TRANSCRIPT 4
The following is a stenographer’s report from Douglas vs. Fairfield Medical Home at the 2nd Appellate Court in Wichita, Kansas. The plaintiff, Beatrice Douglas, accused Fairfield Medical of gross negligence regarding the care of her brother, John Douglas.
(BEGIN TRANSCRIPT.)
District Attorney: State your full name and occupation for the court, please.
Dana Ellensburg: Dana Sophia Ellensburg. I am a nurse at Fairfield Medical Home.
DA: How long have you worked there, Ms. Ellensburg?
DE: Six months. Sanford hired me.
DA: Where did you work before Fairfield?
DE: If you’re referring to my schooling—
DA: I’m not. Where did you work before Fairfield?
DE: (pause) I waited tables at Lucy’s Diner to help pay for nursing school.
DA: So Fairfield was your first actual nursing job?
DE: (short pause) Yes.
DA: Let’s revisit the night of March 5. Do you remember it?
DE: Of course. It was just before that awful explosion in Bloomington.
DA: It was also the same night Mr. Douglas’s body disappeared.
DE: You mean Mr. Douglas.
DA: I mean his body. You were working the graveyard shift, yes?
DE: Yes.
DA: Were you working alone?
DE: No. Sherry tended the front desk. Bob was on security. We had a couple of interns, though I don’t recall their names.
DA: Alison Quirion and Bret Somerset.
DE: That sounds right.
DA: It is. What was Mr. Douglas’s condition when you first checked on him that evening?
DE: Nothing had changed since he’d fallen into the coma. His vitals were weak but steady. His breathing was shallow, which is what one would expect to find of any person in his condition.
DA: His condition. You mean the coma or his advanced age?
DE: Both, I guess.
DA: Before John fell into the coma, he was confined to a wheel chair, was he not?
DE: He’d been unable to walk since his previous stroke.
DA: He had to have assistance feeding himself, dressing himself, cleaning himself, going to the bathroom, did he not?
DE: He did.
DA: In fact, John Wyatt Douglas could barely perform even the simplest of tasks. You or someone like you had to help him with everything, correct?
DE: Yes.
DA: I’m confused. You swore in your statement to the police that you saw John Wyatt Douglas walk out the side door in the hallway adjacent to his room the night of March 5. Walk out on his own two feet, under his own power. Is that right?
DE: Y-yes . . .
DA: What time was that again?
DE: About midnight.
DA: And the time of your previous check?
DE: 10:00 p.m.
DA: How do you explain the sudden turnaround? I mean, the man was in a coma, and before that, he was confined to a wheel chair. In fact, Fairfield had been ordered to take him off meds and let nature take its course. For all intents and purposes, John was knocking at death’s door. How do you explain that?
DE: I—I can’t.
DA: I can’t explain it either. No doctor I’ve consulted in the past seven weeks can explain it. It just never happens. An elderly man who had lost the use of his legs and couldn’t feed himself one minute doesn’t just wake up from a coma and walk away the next minute now, does he?
DE: But it happened!
DA: Are you sure it was John Douglas you saw?
DE: Yes!
DA: How do you know it was John and not someone else?

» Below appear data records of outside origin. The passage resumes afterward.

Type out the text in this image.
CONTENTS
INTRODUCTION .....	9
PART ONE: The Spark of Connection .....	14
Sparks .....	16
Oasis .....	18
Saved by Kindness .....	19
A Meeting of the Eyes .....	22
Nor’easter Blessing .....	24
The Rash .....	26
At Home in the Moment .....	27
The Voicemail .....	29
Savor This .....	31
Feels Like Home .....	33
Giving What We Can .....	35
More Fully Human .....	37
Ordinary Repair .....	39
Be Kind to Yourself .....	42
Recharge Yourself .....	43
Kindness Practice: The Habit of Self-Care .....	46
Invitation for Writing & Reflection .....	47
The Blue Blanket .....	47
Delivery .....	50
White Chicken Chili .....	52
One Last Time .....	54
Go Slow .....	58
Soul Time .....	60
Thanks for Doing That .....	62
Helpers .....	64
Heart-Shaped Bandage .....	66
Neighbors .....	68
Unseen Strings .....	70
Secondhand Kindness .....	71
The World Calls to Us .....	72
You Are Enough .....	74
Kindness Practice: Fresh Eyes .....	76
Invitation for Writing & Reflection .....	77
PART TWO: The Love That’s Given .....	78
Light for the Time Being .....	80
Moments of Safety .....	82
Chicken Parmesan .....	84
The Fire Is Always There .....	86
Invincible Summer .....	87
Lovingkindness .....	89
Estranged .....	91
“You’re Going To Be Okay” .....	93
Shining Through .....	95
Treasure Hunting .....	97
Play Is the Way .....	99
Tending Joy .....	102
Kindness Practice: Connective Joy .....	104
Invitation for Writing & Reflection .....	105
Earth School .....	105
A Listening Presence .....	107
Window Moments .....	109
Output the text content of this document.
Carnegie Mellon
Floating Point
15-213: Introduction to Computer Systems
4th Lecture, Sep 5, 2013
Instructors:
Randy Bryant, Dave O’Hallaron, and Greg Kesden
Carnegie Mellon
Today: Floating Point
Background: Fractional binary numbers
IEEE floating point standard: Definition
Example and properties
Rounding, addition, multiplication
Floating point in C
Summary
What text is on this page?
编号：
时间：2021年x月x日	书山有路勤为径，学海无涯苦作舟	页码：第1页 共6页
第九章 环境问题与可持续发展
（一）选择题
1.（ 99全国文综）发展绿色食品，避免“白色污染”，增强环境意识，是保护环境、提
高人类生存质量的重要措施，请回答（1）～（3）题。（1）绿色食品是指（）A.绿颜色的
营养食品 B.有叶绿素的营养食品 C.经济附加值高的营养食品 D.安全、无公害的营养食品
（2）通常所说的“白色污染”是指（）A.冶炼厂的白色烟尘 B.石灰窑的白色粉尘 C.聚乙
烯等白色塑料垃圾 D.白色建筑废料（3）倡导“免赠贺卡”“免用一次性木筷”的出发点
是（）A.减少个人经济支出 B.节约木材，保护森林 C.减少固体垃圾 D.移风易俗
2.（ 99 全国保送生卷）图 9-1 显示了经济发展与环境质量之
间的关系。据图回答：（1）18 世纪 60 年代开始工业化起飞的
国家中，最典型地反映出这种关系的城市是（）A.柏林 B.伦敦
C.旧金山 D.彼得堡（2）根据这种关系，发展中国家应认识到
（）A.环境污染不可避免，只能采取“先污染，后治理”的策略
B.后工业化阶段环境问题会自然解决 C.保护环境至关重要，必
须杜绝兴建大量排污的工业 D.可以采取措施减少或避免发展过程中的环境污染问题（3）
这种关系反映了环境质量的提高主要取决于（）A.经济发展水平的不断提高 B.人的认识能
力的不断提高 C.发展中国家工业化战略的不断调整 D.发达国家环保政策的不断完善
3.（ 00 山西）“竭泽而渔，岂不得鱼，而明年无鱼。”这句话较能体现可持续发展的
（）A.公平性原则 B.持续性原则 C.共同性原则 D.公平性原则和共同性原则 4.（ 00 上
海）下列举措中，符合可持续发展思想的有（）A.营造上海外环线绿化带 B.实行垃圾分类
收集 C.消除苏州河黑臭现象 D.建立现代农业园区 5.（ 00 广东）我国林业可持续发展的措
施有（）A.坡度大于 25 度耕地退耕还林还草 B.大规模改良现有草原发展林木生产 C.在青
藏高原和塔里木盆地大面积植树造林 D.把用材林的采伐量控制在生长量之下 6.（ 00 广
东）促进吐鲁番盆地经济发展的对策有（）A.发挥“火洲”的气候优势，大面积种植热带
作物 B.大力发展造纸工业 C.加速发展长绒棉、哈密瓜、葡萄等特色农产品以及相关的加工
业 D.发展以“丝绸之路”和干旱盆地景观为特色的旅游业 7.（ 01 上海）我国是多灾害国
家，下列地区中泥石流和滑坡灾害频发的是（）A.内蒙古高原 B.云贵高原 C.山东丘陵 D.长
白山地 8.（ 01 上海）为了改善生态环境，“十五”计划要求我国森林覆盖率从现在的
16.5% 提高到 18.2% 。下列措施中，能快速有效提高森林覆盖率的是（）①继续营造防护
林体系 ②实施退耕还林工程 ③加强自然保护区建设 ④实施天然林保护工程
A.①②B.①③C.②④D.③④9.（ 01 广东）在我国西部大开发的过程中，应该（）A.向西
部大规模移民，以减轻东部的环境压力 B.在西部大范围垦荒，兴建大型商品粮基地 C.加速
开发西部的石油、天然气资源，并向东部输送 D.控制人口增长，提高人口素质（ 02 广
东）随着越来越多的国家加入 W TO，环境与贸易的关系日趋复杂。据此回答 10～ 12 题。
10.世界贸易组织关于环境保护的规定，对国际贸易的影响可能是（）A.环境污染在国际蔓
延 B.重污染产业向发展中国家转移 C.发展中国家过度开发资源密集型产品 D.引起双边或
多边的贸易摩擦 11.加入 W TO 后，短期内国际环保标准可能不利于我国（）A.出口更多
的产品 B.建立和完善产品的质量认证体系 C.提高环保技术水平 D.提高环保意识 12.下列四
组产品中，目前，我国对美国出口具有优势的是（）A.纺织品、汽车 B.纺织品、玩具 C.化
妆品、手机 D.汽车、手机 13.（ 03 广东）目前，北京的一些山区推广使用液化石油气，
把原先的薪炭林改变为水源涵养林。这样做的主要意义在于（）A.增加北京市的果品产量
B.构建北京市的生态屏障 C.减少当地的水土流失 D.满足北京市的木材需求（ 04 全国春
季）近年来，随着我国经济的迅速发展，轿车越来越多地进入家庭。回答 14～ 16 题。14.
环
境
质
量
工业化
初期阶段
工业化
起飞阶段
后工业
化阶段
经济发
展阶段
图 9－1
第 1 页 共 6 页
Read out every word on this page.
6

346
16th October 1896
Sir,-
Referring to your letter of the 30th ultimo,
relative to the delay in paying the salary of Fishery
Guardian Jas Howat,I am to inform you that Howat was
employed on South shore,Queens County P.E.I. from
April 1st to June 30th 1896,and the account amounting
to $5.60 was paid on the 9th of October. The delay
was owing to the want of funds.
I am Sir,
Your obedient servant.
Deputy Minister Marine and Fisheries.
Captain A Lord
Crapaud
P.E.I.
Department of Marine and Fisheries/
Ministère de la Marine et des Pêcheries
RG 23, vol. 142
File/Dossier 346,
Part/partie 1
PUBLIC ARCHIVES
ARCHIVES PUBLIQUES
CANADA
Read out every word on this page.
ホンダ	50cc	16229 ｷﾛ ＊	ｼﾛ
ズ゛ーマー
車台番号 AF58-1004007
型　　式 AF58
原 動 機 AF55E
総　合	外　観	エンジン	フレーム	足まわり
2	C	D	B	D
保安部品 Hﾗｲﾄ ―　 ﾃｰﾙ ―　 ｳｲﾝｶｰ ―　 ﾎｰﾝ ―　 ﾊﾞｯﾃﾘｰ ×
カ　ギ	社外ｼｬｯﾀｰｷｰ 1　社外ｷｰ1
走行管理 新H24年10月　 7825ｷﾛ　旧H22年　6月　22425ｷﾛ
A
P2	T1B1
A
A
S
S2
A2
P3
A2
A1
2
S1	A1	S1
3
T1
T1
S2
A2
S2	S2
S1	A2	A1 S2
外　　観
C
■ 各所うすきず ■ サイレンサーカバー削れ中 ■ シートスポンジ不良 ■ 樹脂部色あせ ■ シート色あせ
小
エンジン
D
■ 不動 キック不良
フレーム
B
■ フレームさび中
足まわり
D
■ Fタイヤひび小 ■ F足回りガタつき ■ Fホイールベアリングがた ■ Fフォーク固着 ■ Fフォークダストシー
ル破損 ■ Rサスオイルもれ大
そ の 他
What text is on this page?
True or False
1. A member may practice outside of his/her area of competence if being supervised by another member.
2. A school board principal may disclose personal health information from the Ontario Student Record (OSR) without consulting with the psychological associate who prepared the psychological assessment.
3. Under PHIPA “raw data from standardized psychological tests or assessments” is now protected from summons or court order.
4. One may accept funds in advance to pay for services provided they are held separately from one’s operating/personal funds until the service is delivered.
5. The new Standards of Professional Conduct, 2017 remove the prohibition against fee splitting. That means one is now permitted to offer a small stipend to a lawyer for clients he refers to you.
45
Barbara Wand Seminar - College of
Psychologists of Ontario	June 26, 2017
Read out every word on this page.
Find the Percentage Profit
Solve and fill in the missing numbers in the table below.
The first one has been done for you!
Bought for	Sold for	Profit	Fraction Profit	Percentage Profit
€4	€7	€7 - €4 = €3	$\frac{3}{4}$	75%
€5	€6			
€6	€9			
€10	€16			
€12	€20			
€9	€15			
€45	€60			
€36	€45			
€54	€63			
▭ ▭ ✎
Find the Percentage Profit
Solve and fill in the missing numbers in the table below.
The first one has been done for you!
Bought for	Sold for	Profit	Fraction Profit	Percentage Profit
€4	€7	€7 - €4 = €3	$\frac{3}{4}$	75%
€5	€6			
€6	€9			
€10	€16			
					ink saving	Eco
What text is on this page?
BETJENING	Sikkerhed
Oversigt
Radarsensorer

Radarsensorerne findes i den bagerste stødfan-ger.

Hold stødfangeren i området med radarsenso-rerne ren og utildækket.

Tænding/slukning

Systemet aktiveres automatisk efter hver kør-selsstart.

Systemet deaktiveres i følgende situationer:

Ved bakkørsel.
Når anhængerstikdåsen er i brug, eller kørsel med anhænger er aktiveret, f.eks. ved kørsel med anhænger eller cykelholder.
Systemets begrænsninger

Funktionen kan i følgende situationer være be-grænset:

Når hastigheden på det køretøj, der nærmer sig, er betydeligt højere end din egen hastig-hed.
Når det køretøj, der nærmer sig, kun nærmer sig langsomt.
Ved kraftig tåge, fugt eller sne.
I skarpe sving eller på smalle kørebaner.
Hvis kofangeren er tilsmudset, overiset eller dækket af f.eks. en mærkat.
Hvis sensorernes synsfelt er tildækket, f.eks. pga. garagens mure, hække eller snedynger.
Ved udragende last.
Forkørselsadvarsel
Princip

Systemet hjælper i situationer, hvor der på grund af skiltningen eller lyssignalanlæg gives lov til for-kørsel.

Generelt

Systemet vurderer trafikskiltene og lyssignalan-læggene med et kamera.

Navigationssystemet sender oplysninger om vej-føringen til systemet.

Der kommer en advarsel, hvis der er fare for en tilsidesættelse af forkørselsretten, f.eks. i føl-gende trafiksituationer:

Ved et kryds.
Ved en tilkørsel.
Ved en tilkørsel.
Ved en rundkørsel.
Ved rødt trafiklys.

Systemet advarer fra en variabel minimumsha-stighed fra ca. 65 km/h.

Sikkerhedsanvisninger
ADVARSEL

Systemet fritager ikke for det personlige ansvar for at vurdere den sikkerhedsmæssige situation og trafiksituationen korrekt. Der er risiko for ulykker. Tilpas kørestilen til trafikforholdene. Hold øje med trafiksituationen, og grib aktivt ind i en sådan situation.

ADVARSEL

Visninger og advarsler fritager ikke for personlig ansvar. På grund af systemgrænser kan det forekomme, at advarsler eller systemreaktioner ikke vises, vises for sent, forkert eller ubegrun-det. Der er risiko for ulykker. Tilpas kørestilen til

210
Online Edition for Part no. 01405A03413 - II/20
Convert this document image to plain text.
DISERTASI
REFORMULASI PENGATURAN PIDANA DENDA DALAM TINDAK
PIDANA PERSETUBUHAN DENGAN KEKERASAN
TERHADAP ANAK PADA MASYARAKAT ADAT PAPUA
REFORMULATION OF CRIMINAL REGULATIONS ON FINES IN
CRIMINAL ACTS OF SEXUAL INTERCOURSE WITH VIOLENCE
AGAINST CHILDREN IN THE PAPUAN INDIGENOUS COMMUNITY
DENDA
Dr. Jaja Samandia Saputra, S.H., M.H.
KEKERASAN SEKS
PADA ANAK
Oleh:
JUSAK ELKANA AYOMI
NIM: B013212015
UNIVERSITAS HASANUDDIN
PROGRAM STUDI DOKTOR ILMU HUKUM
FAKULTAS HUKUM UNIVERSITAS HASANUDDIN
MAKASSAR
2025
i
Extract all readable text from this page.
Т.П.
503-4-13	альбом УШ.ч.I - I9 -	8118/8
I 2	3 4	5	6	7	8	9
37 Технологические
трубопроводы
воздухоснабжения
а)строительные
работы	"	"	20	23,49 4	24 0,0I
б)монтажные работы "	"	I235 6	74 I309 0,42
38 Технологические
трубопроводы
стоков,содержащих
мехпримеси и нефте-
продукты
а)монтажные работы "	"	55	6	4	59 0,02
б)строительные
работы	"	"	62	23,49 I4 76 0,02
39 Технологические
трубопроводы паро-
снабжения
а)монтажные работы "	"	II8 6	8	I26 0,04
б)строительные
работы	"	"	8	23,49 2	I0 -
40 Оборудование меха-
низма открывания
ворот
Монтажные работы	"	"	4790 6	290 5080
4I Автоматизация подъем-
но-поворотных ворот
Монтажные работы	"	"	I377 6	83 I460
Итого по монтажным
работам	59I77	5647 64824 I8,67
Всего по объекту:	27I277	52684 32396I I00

DE: He saw me. He smiled at me. We made eye contact. Then he was gone.
DA: He smiled at you. Had he done that before?
DE: Not like this.
DA: Like what?
DE: Normally when he smiled at me, it was as a thank you—a strained gesture to show his appreciation. After a meal, say, or when handing him something he had reached for.
DA: This was different how?
DE: It felt like—
DA: Go on.
DE: It felt like he was . . . flirting. As if he was saying: “Catch you later,” or “Catch me if you can.”
DA: You chased after him?
DE: It took me a moment, but yes, I rushed to follow him out the door.
DA: Why a moment?
DE: I was in shock! I’d never seen John like that before, let alone him walking!
DA: What did you find when you went out the door?
DE: An empty parking lot. There was no sign of John. No sign of anyone.
DA: So . . . he just vanished?
DE: Yes!
DA: Did anyone else see John walk out? Bob, Sherry, Alison?
DE: N-no.
DA: Oddly enough, the security cameras covering the parking lot didn’t see him either! Can you explain that?
DE: No.
DA: Bodies don’t just disappear, Ms. Ellensburg!
DE: Stop saying “body!” John wasn’t dead!
DA: Right, as you have testified, he walked out of the nursing home on his own two feet! Maybe he walked back to his farm and plowed his fields! Maybe he was hungry and hit up a Quickie Mart for some junk food! Hell, maybe if we wait long enough, he’ll walk through these doors, into this very courtroom, and enlighten us all as to where he’s been all this time!